An aerial view of the coast of the Red Sea and the two islands of Tiran and Sanafir is pictured through the window of an airplane near Sharm el-Sheikh, Egypt November 1, 2016. Picture taken November 1, 2016. REUTERS/Amr Abdallah Dalsh(reuters_tickers)
CAIRO (Reuters) - An Egyptian court rejected on Monday a government plan to transfer two uninhabited Red Sea islands to Saudi Arabia, in a final ruling that prompted cheers in the courtroom but could deepen tensions with the country's erstwhile financial backer.
Egypt's government announced during a visit by the Saudi king in April a maritime demarcation accord that would see it cede control of Tiran and Sanafir.
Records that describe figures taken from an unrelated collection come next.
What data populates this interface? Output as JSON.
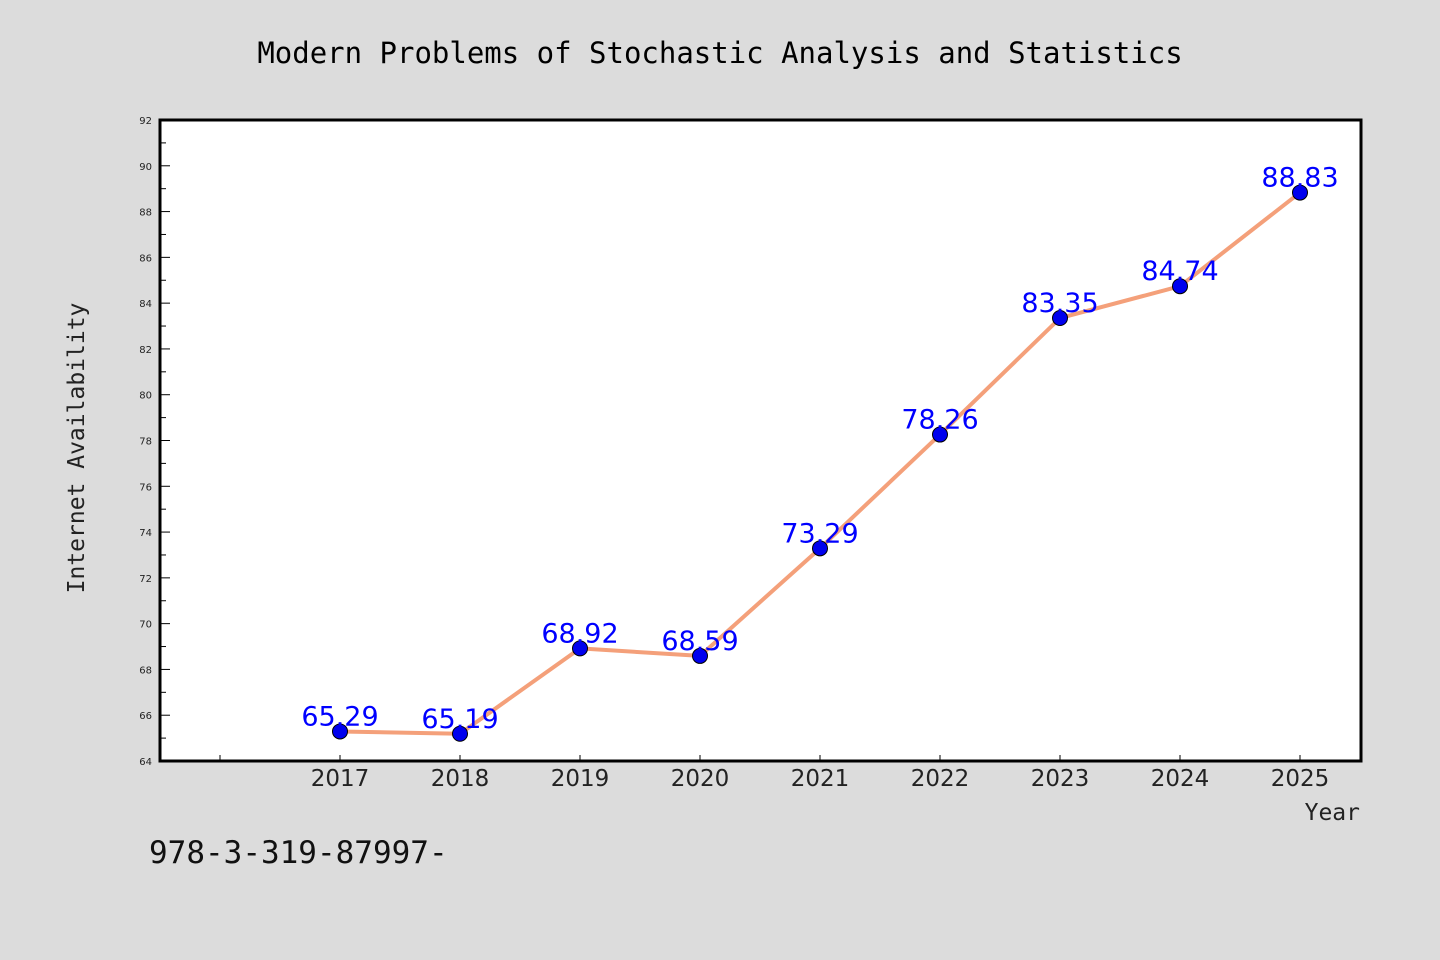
{
  "chart_data": {
    "type": "line",
    "title": "Modern Problems of Stochastic Analysis and Statistics",
    "xlabel": "Year",
    "ylabel": "Internet Availability",
    "categories": [
      "2017",
      "2018",
      "2019",
      "2020",
      "2021",
      "2022",
      "2023",
      "2024",
      "2025"
    ],
    "series": [
      {
        "values": [
          65.29,
          65.19,
          68.92,
          68.59,
          73.29,
          78.26,
          83.35,
          84.74,
          88.83
        ],
        "labels": [
          "65.29",
          "65.19",
          "68.92",
          "68.59",
          "73.29",
          "78.26",
          "83.35",
          "84.74",
          "88.83"
        ]
      }
    ],
    "ylim": [
      64,
      92
    ],
    "yticks": [
      "64",
      "66",
      "68",
      "70",
      "72",
      "74",
      "76",
      "78",
      "80",
      "82",
      "84",
      "86",
      "88",
      "90",
      "92"
    ],
    "grid": false,
    "colors": {
      "line": "#f4a07a",
      "marker": "#0000ee",
      "label": "#0000ff",
      "background": "#dcdcdc",
      "plot_background": "#ffffff"
    }
  },
  "annotation": "978-3-319-87997-"
}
The deal prompted protests from Egyptians who said they had been taught in school that the islands belonged to them.
It has become a source of tension between Egypt and Saudi Arabia, which showered its ally with tens of billions of dollars in aid in recent years but suspended petroleum supplies in September amid growing differences.
Two leading lawyers challenged the legality of the accord at the Higher Administrative Court, a powerful judicial body which deals with cases involving the government and public entities.
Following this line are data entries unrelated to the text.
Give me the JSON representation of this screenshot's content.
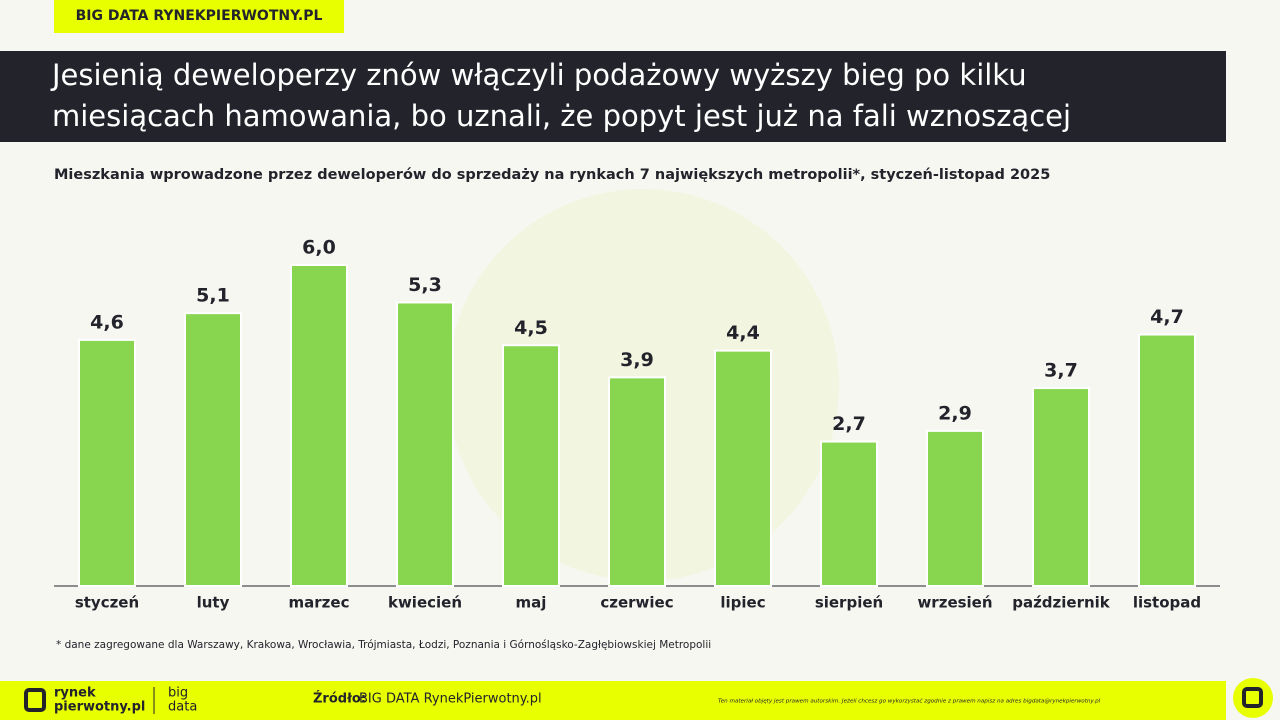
{
  "header_tag": "BIG DATA RYNEKPIERWOTNY.PL",
  "chart_data": {
    "type": "bar",
    "title_lines": [
      "Jesienią deweloperzy znów włączyli podażowy wyższy bieg po kilku",
      "miesiącach hamowania, bo uznali, że popyt jest już na fali wznoszącej"
    ],
    "subtitle": "Mieszkania wprowadzone przez deweloperów do sprzedaży na rynkach 7 największych metropolii*, styczeń-listopad 2025",
    "categories": [
      "styczeń",
      "luty",
      "marzec",
      "kwiecień",
      "maj",
      "czerwiec",
      "lipiec",
      "sierpień",
      "wrzesień",
      "październik",
      "listopad"
    ],
    "values": [
      4.6,
      5.1,
      6.0,
      5.3,
      4.5,
      3.9,
      4.4,
      2.7,
      2.9,
      3.7,
      4.7
    ],
    "value_labels": [
      "4,6",
      "5,1",
      "6,0",
      "5,3",
      "4,5",
      "3,9",
      "4,4",
      "2,7",
      "2,9",
      "3,7",
      "4,7"
    ],
    "color": "#88d54f",
    "footnote": "* dane zagregowane dla Warszawy, Krakowa, Wrocławia, Trójmiasta, Łodzi, Poznania i Górnośląsko-Zagłębiowskiej Metropolii"
  },
  "footer": {
    "logo_lines": [
      "rynek",
      "pierwotny.pl"
    ],
    "bigdata_lines": [
      "big",
      "data"
    ],
    "source_label": "Źródło:",
    "source": "BIG DATA RynekPierwotny.pl",
    "disclaimer": "Ten materiał objęty jest prawem autorskim. Jeżeli chcesz go wykorzystać zgodnie z prawem napisz na adres bigdata@rynekpierwotny.pl"
  }
}
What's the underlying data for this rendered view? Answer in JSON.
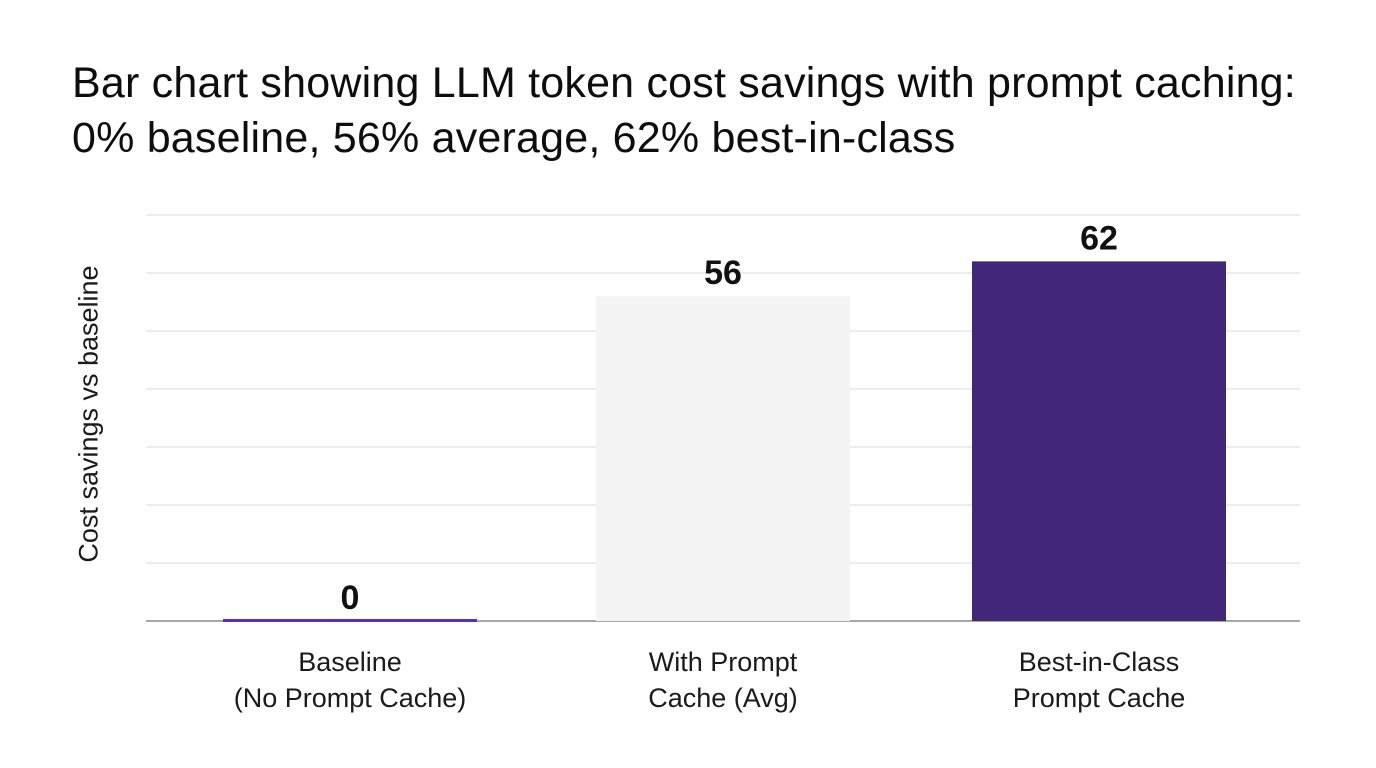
{
  "title": "Bar chart showing LLM token cost savings with prompt caching: 0% baseline, 56% average, 62% best-in-class",
  "chart_data": {
    "type": "bar",
    "title": "Bar chart showing LLM token cost savings with prompt caching: 0% baseline, 56% average, 62% best-in-class",
    "xlabel": "",
    "ylabel": "Cost savings vs baseline",
    "categories": [
      "Baseline\n(No Prompt Cache)",
      "With Prompt\nCache (Avg)",
      "Best-in-Class\nPrompt Cache"
    ],
    "values": [
      0,
      56,
      62
    ],
    "data_labels": [
      "0",
      "56",
      "62"
    ],
    "bar_colors": [
      "#5b2fb8",
      "#f3f3f3",
      "#42267a"
    ],
    "ylim": [
      0,
      70
    ],
    "grid": true,
    "gridline_step": 10,
    "legend": "none"
  }
}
In June, the court annulled the agreement, saying Egyptian sovereignty over the islands could not be given up.
The Egyptian government received a boost last month when the court upheld its appeal but it lost the final appeal on Monday.
Celebrations erupted as the judge read out the verdict confirming Egyptian sovereignty over Tiran and Sanafir and saying that the government had failed to provide evidence that the islands belonged to Saudi Arabia.
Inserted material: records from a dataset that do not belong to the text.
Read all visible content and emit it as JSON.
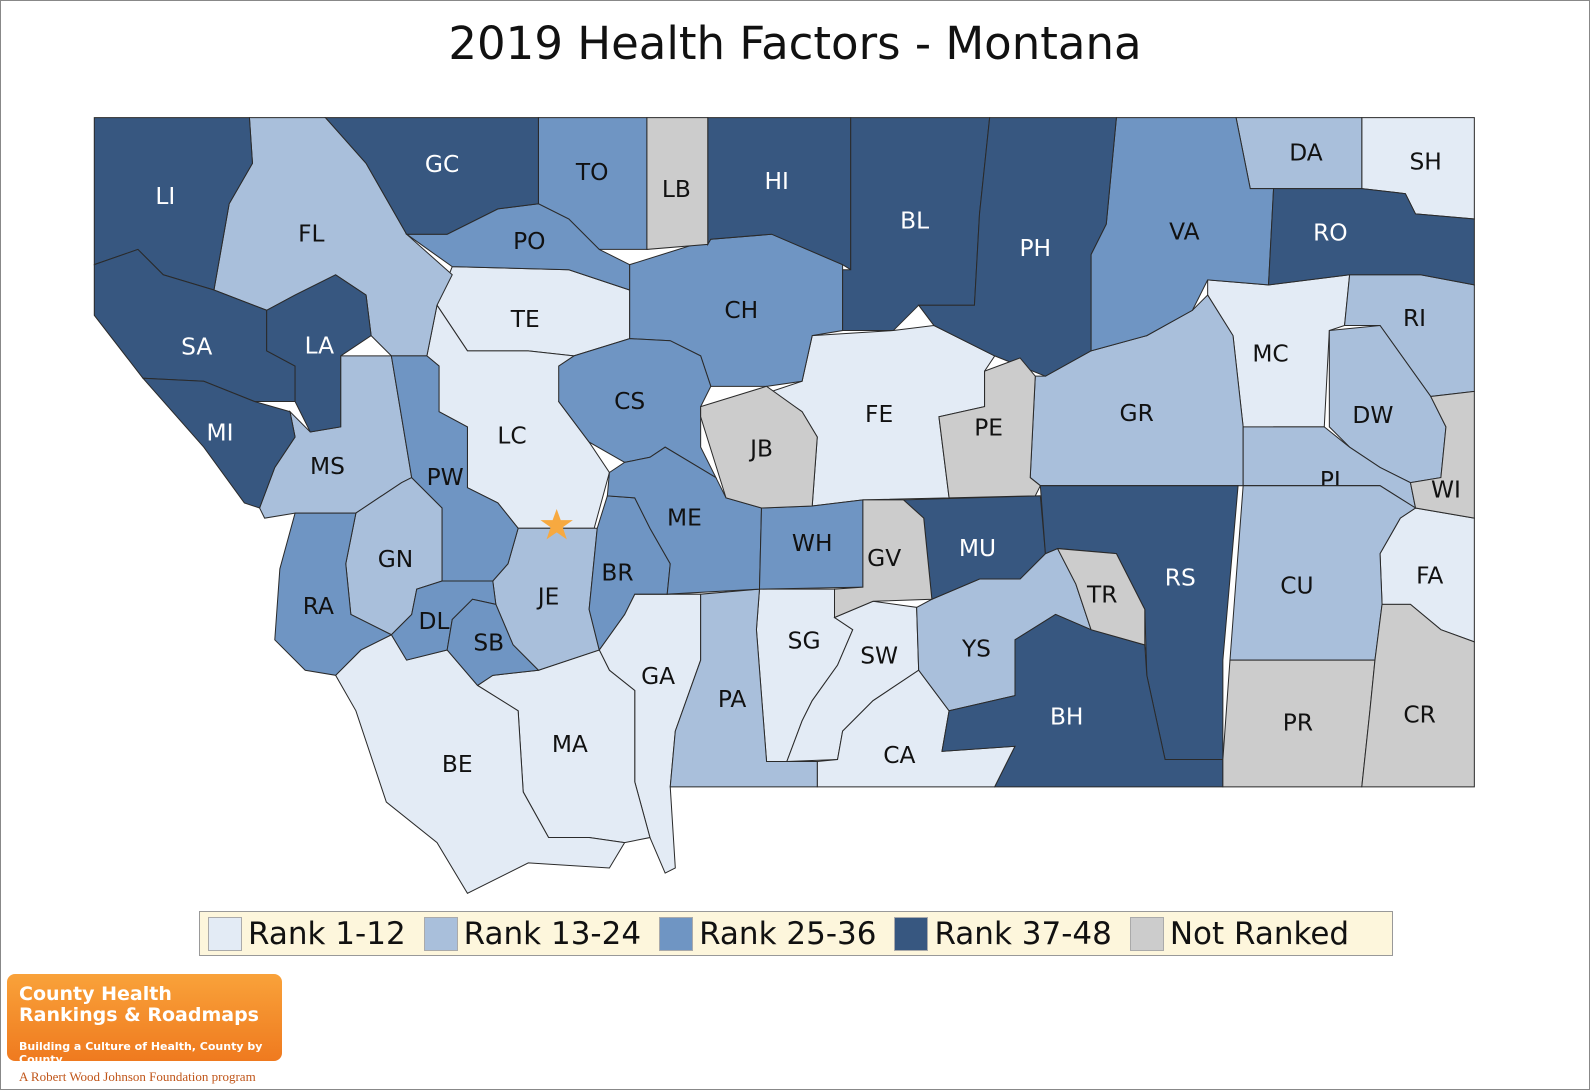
{
  "title": "2019 Health Factors - Montana",
  "legend": [
    {
      "label": "Rank 1-12",
      "color": "#e3ebf5",
      "counties": [
        "TE",
        "LC",
        "FE",
        "MC",
        "SH",
        "FA",
        "SG",
        "SW",
        "CA",
        "GA",
        "MA",
        "BE"
      ]
    },
    {
      "label": "Rank 13-24",
      "color": "#a9bfdb",
      "counties": [
        "FL",
        "MS",
        "GN",
        "JE",
        "PA",
        "YS",
        "GR",
        "DA",
        "RI",
        "DW",
        "PI",
        "CU"
      ]
    },
    {
      "label": "Rank 25-36",
      "color": "#6f95c3",
      "counties": [
        "TO",
        "PO",
        "CH",
        "CS",
        "PW",
        "RA",
        "DL",
        "BR",
        "ME",
        "WH",
        "VA",
        "SB"
      ]
    },
    {
      "label": "Rank 37-48",
      "color": "#375780",
      "counties": [
        "LI",
        "SA",
        "MI",
        "LA",
        "GC",
        "HI",
        "BL",
        "PH",
        "RO",
        "MU",
        "RS",
        "BH"
      ]
    },
    {
      "label": "Not Ranked",
      "color": "#cccccc",
      "counties": [
        "LB",
        "JB",
        "PE",
        "GV",
        "TR",
        "WI",
        "PR",
        "CR"
      ]
    }
  ],
  "logo": {
    "line1": "County Health",
    "line2": "Rankings & Roadmaps",
    "tagline": "Building a Culture of Health, County by County",
    "program": "A Robert Wood Johnson Foundation program"
  }
}
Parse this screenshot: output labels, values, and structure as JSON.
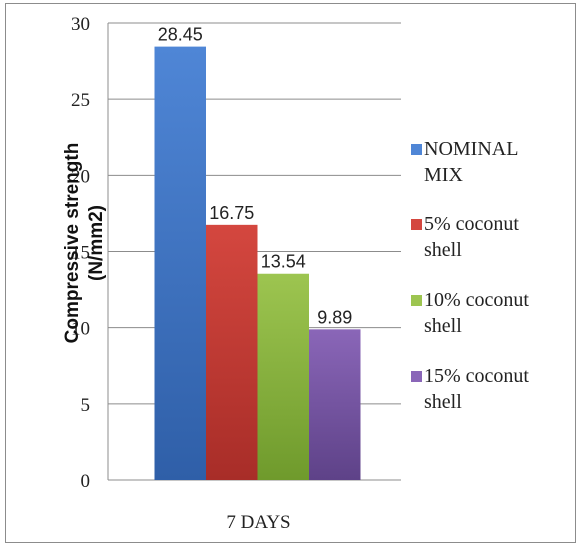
{
  "chart_data": {
    "type": "bar",
    "categories": [
      "7 DAYS"
    ],
    "series": [
      {
        "name": "NOMINAL MIX",
        "values": [
          28.45
        ],
        "label": "28.45",
        "color_top": "#4f86d6",
        "color_bottom": "#2f5fa8"
      },
      {
        "name": "5% coconut shell",
        "values": [
          16.75
        ],
        "label": "16.75",
        "color_top": "#d4473f",
        "color_bottom": "#a82d28"
      },
      {
        "name": "10% coconut shell",
        "values": [
          13.54
        ],
        "label": "13.54",
        "color_top": "#9dc550",
        "color_bottom": "#6f9a2c"
      },
      {
        "name": "15% coconut shell",
        "values": [
          9.89
        ],
        "label": "9.89",
        "color_top": "#8a66b8",
        "color_bottom": "#5e4288"
      }
    ],
    "ylabel_lines": [
      "Compressive strength",
      "(N/mm2)"
    ],
    "xlabel": "",
    "ylim": [
      0,
      30
    ],
    "yticks": [
      "0",
      "5",
      "10",
      "15",
      "20",
      "25",
      "30"
    ],
    "grid": true,
    "legend_position": "right"
  }
}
Outside the courthouse, hundreds of people waving Egyptian flags chanted "Egyptian, Egyptian" and "Bread, Freedom, the islands are Egyptian".
Khaled Ali and Malek Adly, the two human rights lawyers who led the legal challenge to the government's plan, were carried out of the courtroom by jubilant supporters.
"This verdict is a victory for Egypt," Adly said.
There was no immediate response from the government.
Saudi and Egyptian officials had argued that the islands belonged to Saudi Arabia and were only under Egyptian control because Riyadh asked Cairo in 1950 to protect them.
But the lawyers who opposed the accord said Egypt's sovereignty over the islands dated back to a treaty in 1906, before Saudi Arabia was founded.